I have a second drive on my Windows 2000 system that I just use occasionally for backup or scratch space. I’d like to not have it spinning all the time when the computer is running. Is there a way for me to manually enable/disable the drive? A command line way would be great, but a GUI method would be fine as well.

This is trivial to do, and probably automatically done, with an external drive, and all but impossible to do with an internal drive.

Typicaly, Windows will shut down an external drive after five minutes, but for internal drives, it’s all-or-none - there’s only one timeout for drive shutdown and power management. If you want the drive to go to sleep after ten minutes, your boot drive will also sleep after ten minutes. Depending on what you’re doing on the computer, this may have an adverse effect on performance and your patience if you have to keep waiting for the drive to spin up.

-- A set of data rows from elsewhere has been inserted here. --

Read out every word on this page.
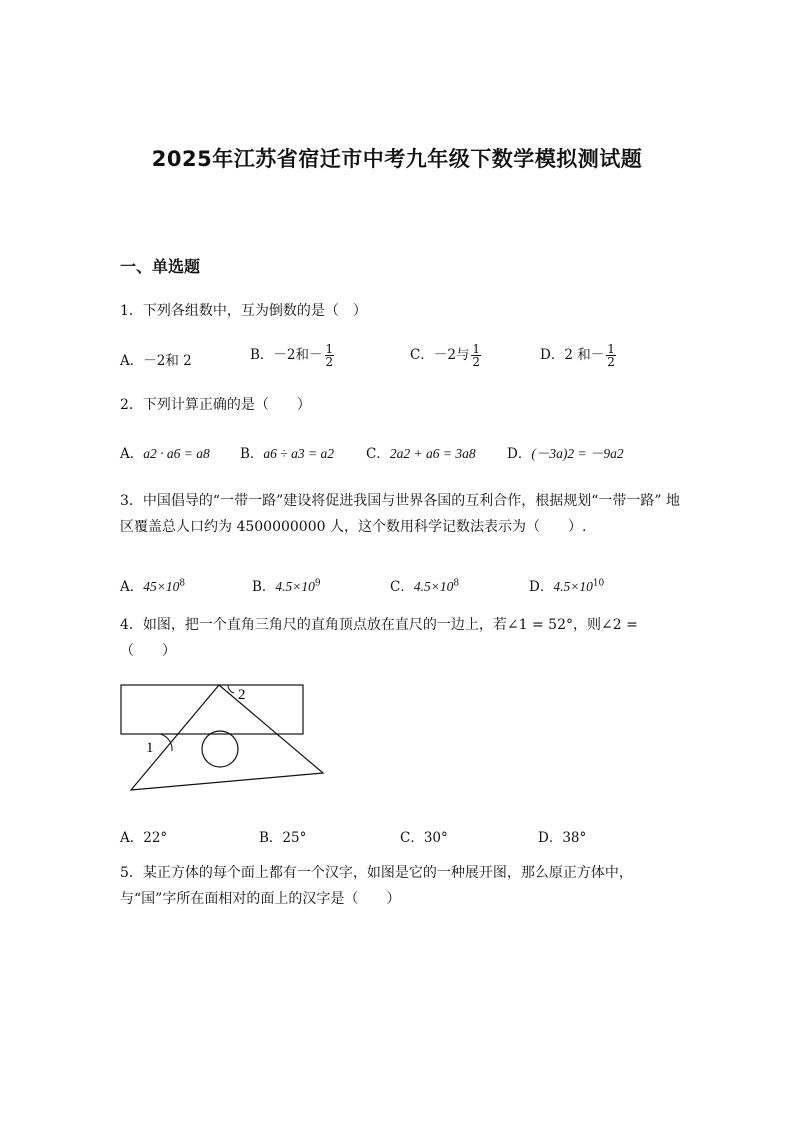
2025年江苏省宿迁市中考九年级下数学模拟测试题
一、单选题
1．下列各组数中，互为倒数的是（　）
A．－2和 2	B．－2和－ $\frac{1}{2}$	C．－2与 $\frac{1}{2}$	D．2 和－ $\frac{1}{2}$
2．下列计算正确的是（　　）
A．a2 · a6 = a8 B．a6 ÷ a3 = a2 C．2a2 + a6 = 3a8 D．(－3a)2 = －9a2
3．中国倡导的“一带一路”建设将促进我国与世界各国的互利合作，根据规划“一带一路” 地区覆盖总人口约为 4500000000 人，这个数用科学记数法表示为（　　）.
A．$45\times 10^8$	B．$4.5\times 10^9$	C．$4.5\times 10^8$	D．$4.5\times 10^{10}$
4．如图，把一个直角三角尺的直角顶点放在直尺的一边上，若∠1 = 52°，则∠2 =（　　）
2
1
A．22°	B．25°	C．30°	D．38°
5．某正方体的每个面上都有一个汉字，如图是它的一种展开图，那么原正方体中，与“国”字所在面相对的面上的汉字是（　　）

The good news, is that if you’re truly doing nothing with the internal backup drive, it should stay off until you need it, assuming you have power management set to shut down drives after some time of non-use.

You can manually disable/enable a drive, but i believe it needs a restart to change status, so not very convenient.

To do it, Right click on “My Computer” and click on “Properties”. Go to the “Hardware” tab, and then click on “Device Manager”

Once in there, click on the plus next to “Disk Drives” to expand it, right click on your backup drive, and click “Disable”.

However, as I said before, not very convenient. Using power management to automatically spin down the drives is much, much simpler.

No idea how to do this in Windows.
For anyone who cares how to do it in Linux, my spindown script used to be:



#flush buffer
hdparm -f /dev/hdb

#unmount
umount /dev/hdb1
sleep 5

#set spindown to 5 sec
hdparm -S 1 /dev/hdb

#Low power standby
hdparm -y /dev/hdb


To spin it up again, I had:



#!/bin/sh
mount /dev/hdc1 /home/backup/store2
sleep 5

#Lets make sure it's spun up before we start things.
ls /home/backup/store2 > /dev/null
sleep 20

#set spindown to 5 min
#hdparm -S 60 /dev/hdc


I would suggest instead that you should move your Windows swap files to this drive, and leave it active and spinning. Having the swap files on a different drive from your data & programs will reduce contention on both drives, and likely improve the life expectancy of them.

After all, you’ve already paid for both drives, why not put them both to use?

You could use Microsoft’s DevCon utility to perform the procedure Aserrann suggested from the command line. To do this, first run devcon find =diskdrive. Identify the hardware ID of the drive you want to disable. Make sure it’s the secondary hard drive, not the primary. Then run devcon disable <hardware ID>. That should disable it. Running devcon enable <hardware ID> should bring it back.

Put the last two commands in separate batch files and you should be able to disable and enable the drive at will.